4.3. Contribution of Knowledge Representation

Since our KGRF framework is based on the CB-CNN [34] to extract visual features and fully integrates the obtained knowledge representation, we set up experiments to demonstrate the effectiveness of the knowledge representation. As shown in Table 3, CB-CNN relies heavily on visual features and only achieves an accuracy of 84.6. Using this model as a benchmark, our KGRF framework uses the MCB module for introducing the knowledge representation to improve the accuracy to 88.49, which is 3.89 higher than CB-CNN that only uses the visual features. This means that the introduction of prior knowledge into fine-grained image classification performs well. To further verify the contribution of our method of introducing prior knowledge, we use element-wise product and simple concatenation, respectively, to integrate knowledge representation with visual features for comparison with our framework. As shown in Table 3, the element-wise product and concatenation can achieve accuracies of 85.8 and 86.5, respectively, which is a little better than the CB-CNN but still a lot worse than ours. This shows that the knowledge fusion method we adopted can make better use of the prior knowledge to promote fine-grained image classification.

5. Conclusion

In this paper, we propose a novel Knowledge Graph Representation Fusion (KGRF) framework to integrate knowledge representations and visual features for fine-grained image classification.
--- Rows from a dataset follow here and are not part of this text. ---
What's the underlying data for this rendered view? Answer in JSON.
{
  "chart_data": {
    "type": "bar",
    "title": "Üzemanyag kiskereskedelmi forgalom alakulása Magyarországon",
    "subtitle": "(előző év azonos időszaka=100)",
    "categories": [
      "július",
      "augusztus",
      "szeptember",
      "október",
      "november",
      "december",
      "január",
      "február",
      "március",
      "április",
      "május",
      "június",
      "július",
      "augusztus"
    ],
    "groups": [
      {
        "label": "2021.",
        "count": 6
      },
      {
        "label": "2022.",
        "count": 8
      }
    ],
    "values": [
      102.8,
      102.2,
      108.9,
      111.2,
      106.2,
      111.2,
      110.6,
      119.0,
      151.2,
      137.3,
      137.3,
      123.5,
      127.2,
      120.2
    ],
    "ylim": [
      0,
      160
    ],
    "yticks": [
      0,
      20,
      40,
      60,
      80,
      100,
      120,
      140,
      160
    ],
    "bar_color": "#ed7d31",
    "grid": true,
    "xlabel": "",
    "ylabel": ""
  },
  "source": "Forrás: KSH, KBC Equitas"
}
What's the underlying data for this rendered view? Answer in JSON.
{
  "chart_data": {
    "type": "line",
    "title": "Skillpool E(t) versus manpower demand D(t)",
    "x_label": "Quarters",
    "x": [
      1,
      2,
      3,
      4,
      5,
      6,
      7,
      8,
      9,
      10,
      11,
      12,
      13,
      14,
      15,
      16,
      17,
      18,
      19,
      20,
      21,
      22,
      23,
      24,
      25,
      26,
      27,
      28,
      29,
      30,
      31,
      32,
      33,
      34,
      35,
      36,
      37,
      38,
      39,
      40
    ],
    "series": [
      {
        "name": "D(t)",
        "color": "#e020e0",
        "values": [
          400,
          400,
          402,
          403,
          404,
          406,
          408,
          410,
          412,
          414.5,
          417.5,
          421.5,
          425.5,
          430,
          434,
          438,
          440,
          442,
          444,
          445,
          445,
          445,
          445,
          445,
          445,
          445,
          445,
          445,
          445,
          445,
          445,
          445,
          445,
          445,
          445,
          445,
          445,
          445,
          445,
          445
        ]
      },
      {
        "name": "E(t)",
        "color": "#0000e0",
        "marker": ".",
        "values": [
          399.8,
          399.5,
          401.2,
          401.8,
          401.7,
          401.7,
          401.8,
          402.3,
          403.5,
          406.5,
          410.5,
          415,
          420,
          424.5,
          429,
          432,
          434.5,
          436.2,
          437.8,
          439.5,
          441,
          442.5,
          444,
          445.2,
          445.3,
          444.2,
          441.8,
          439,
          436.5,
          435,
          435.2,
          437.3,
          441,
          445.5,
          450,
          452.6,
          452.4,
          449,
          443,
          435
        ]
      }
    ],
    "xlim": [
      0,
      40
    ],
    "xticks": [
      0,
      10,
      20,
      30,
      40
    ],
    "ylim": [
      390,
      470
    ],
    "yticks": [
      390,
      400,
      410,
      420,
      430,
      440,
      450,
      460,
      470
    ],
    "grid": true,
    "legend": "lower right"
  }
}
In particular, the proposed framework includes the GAT to learn knowledge representations, and the MCB module to fuse the representations with the captured visual features from CNN for modeling the categories-subcategories and subcategories-attributes associations. Furthermore, the proposed framework is validated on a widely used dataset, Caltech-UCSD Birds-200-2011, and the experiment results show superiority in fine-grained image classification task, compared with several state-of-the-art methods. In the future, we could consider more reasonable and interpretable methods to introduce prior knowledge into relevant computer vision tasks.

Data Availability

The data used to support the findings of this study are available from the corresponding author upon request.

Conflicts of Interest

The authors declare that they have no conflicts of interest.

Acknowledgments

This research work was partly supported by Sichuan Science and Technology Program (2019YFG0507 and 2020YFG0328), the National Natural Science Foundation of China (NSFC) (U19A2059), and Young Scientists Fund of the National Natural Science Foundation of China (61802050).